Originally featured on BroadcastEngineering.com
NBC stations implement dialnorm
All of NBC's 10 owned-and-operated TV stations, located across the country, are now using the dialnorm specification identified by the Advanced Television Systems Committee (ATSC) to control loudness levels among disparate programming and commercials. Unfortunately for viewers, not all broadcasters are doing so. Dialnorm is the ATSC accepted method of managing DTV loudness that does not require a program-altering compressor limiter.
NBC has been at the forefront of this issue, arguing that proper audio makes for a better viewer experience and, in turn, retains the audience. Jim Starzynski, principal engineer for NBC Universal Advanced Technology, is chairman of the ATSC A/V subcommittee that has been formed to address the problem.

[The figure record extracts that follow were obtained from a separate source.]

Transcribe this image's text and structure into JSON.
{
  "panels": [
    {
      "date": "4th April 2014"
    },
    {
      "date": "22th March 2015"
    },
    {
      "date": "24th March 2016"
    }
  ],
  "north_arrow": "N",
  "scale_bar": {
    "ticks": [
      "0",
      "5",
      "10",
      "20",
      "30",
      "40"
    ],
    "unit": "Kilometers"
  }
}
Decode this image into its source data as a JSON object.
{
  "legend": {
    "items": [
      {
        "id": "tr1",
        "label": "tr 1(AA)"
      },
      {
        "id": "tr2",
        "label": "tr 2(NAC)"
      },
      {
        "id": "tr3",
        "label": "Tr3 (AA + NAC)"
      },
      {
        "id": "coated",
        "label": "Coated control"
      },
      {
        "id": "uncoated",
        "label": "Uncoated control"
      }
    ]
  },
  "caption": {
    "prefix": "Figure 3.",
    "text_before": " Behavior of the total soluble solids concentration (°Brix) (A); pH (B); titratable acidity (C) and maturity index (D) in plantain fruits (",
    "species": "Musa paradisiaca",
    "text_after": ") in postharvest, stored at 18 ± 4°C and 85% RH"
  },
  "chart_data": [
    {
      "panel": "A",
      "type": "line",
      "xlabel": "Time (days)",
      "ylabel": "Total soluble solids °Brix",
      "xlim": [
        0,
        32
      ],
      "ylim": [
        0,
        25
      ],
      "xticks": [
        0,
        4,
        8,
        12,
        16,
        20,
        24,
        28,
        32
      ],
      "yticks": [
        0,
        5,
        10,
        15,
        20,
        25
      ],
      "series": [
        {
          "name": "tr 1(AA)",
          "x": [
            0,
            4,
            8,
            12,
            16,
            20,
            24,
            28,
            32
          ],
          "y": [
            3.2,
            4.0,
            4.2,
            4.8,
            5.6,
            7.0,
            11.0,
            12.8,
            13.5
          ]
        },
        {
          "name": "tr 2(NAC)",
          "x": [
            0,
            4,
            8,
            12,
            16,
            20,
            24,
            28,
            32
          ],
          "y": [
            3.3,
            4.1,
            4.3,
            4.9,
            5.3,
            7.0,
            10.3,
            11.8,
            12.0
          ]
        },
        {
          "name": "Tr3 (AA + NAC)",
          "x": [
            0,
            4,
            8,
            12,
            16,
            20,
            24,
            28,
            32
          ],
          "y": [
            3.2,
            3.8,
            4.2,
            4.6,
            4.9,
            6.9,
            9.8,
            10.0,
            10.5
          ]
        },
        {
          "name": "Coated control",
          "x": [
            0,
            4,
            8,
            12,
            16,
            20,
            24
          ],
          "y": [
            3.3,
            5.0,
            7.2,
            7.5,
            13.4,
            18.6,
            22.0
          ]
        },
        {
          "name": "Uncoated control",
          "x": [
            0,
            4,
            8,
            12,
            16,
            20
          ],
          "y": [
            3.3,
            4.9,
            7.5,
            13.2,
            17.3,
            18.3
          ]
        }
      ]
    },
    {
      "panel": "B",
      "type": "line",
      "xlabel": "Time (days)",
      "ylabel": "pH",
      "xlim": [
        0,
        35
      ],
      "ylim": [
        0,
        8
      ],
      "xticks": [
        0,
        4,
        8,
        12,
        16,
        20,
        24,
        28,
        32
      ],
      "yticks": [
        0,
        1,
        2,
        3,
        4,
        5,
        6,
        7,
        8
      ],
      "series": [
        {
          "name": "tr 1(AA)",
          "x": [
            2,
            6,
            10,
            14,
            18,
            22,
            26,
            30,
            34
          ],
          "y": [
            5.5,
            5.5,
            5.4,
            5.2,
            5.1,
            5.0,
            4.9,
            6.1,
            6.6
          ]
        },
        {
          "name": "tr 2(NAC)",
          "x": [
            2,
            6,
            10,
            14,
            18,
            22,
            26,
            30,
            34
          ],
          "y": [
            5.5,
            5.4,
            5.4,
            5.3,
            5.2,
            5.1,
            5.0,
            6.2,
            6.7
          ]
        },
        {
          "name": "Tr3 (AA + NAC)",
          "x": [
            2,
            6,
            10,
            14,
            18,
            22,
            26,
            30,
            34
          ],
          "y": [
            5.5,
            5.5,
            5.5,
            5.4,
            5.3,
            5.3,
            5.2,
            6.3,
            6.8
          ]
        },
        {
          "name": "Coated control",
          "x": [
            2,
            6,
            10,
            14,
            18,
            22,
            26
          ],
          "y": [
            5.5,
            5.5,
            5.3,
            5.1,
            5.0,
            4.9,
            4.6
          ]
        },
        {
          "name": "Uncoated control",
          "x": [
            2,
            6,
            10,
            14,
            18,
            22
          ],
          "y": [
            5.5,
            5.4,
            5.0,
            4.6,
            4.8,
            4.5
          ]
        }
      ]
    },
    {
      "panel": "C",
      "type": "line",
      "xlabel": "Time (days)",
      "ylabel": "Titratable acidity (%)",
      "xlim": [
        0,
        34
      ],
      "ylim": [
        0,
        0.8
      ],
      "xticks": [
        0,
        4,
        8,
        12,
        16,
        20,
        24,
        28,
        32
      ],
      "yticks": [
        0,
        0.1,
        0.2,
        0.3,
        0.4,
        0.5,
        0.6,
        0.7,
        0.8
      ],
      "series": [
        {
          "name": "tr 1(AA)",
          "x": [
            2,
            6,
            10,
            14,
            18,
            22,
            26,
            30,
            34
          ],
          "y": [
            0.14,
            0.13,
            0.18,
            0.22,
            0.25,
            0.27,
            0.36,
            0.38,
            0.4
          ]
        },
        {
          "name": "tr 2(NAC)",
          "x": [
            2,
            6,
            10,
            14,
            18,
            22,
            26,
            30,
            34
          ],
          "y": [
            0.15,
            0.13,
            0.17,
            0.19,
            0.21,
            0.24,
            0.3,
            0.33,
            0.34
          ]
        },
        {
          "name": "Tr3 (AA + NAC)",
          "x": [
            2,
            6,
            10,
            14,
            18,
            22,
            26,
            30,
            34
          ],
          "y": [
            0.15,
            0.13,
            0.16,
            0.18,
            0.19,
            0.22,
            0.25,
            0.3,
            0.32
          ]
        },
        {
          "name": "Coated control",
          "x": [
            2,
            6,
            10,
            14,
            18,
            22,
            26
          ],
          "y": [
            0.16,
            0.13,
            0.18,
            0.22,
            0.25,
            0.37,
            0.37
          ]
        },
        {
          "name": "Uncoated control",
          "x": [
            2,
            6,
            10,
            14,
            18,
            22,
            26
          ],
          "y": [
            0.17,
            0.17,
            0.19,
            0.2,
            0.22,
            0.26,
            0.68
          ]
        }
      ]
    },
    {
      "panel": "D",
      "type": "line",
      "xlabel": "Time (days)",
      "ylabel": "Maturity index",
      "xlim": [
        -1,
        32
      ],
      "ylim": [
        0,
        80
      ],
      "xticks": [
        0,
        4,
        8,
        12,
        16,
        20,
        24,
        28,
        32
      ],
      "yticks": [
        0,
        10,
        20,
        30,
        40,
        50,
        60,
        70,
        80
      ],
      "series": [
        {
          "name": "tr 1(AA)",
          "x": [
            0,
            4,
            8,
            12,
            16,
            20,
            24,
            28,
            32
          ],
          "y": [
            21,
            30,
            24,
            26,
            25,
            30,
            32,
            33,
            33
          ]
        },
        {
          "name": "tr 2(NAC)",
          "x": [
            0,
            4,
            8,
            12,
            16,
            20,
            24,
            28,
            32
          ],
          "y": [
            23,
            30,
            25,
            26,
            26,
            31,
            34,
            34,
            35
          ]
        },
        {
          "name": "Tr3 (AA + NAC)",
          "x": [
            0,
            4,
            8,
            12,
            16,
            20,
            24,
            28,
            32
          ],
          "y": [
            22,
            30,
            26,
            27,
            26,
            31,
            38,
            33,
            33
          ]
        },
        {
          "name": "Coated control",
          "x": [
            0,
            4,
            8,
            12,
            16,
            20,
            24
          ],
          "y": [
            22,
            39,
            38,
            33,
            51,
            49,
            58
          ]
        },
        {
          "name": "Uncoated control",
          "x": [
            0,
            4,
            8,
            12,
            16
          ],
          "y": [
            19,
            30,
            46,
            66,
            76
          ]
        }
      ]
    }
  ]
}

Starzynski said the ATSC recognized that dialnorm was not working effectively in markets across the country, and therefore established a technical subcommittee. The committee's goals are now being established, with participation from those interested in perfecting DTV audio. This includes commercial networks, PBS, equipment manufacturers and industry organizations. Within the next few months, new procedures, equipment and recommendations could be available, fixing DTV loudness problems for broadcasters and ultimately TV audiences nationwide.
In the last six months, the NBC stations coordinated between their network and station engineers to measure and adjust their digital audio encoders. They used the NBC averaging method to come up with a dialnorm figure that closely matched programming, commercial, promo and local news audio. Once analyzed and confirmed, this figure was used to set the dialnorm metadata parameter in each station's Dolby Digital encoder.
Viewers of those stations' digital channels now experience network levels and local stations levels that are similar in perceived loudness with no need to adjust the volume control.
Dialnorm allows the program provider to tag all content with loudness metadata, a stream of digital information that labels the characteristics of the accompanying audio. The transmitted information takes remote control of the viewer's home receiver and adjusts it as necessary to optimize the audio. This method is non-destructive, allows the viewer to choose control of some features and provides an accurate listening experience as intended by the program originator.
Starzynski explained that dialnorm metadata scales the perceived loudness of the dialog of all content, level shifting the audio so each transition can be smooth without compromising the dynamics of the sound.